Tingkat AAMI untuk kain gaun rumah sakit ditentukan menggunakan metode pengujian standar. ASTM F1670 dan ASTM F1671 adalah yang paling ketat. Pengujian ini melibatkan cairan tubuh dan simulasi patogen yang ditularkan melalui darah. Hanya gaun yang lulus ASTM F1671 yang diklasifikasikan sebagai Level 4. Ini menunjukkan impermeabilitas terhadap penetrasi virus. Tingkat yang lebih rendah (1, 2, dan 3) diuji terhadap air. Tingkat ini menunjukkan peningkatan ketahanan terhadap cairan dengan tegangan permukaan yang lebih tinggi. Produsen juga melaporkan kinerja terhadap AATCC 42 dan AATCC 127. Standar Eropa menggunakan ISO untuk evaluasi kinerja penghalang yang serupa.
Persyaratan regulasi berbeda untuk gaun bedah dan gaun isolasi.
- Gaun Bedah:
- Zona kritis mencakup setidaknya panel depan (area A) dan lengan bawah (area B).
- Klasifikasi didasarkan pada komponen dengan kinerja lebih rendah dari kedua area ini.
- Seluruh bagian depan gaun (area A, B, dan C) harus memiliki kinerja penghalang minimal Level 1.
- Bagian belakang gaun (area D) bisa tidak memberikan perlindungan.
- Gaun Isolasi:
- Seluruh pakaian dianggap sebagai zona kritis. Hal ini disebabkan oleh potensi kontak yang tidak dapat diprediksi dengan darah, cairan tubuh, dan bahan-bahan yang berpotensi menular lainnya (OPIM).

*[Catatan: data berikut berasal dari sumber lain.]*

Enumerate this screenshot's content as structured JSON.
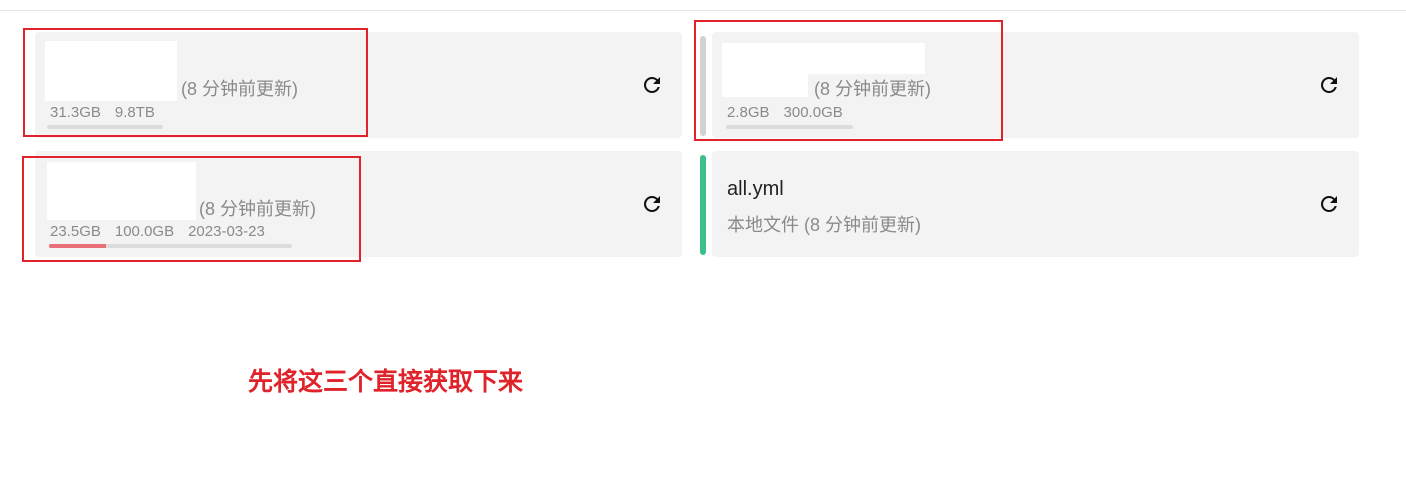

- Seluruh bagian gaun isolasi, termasuk jahitannya (kecuali manset, kelim, dan pengikat), harus mencapai kinerja penghalang yang diklaim.
- Gaun isolasi dengan bagian belakang terbuka tidak memenuhi parameter area kritis. Gaun tersebut tidak dapat diberi peringkat.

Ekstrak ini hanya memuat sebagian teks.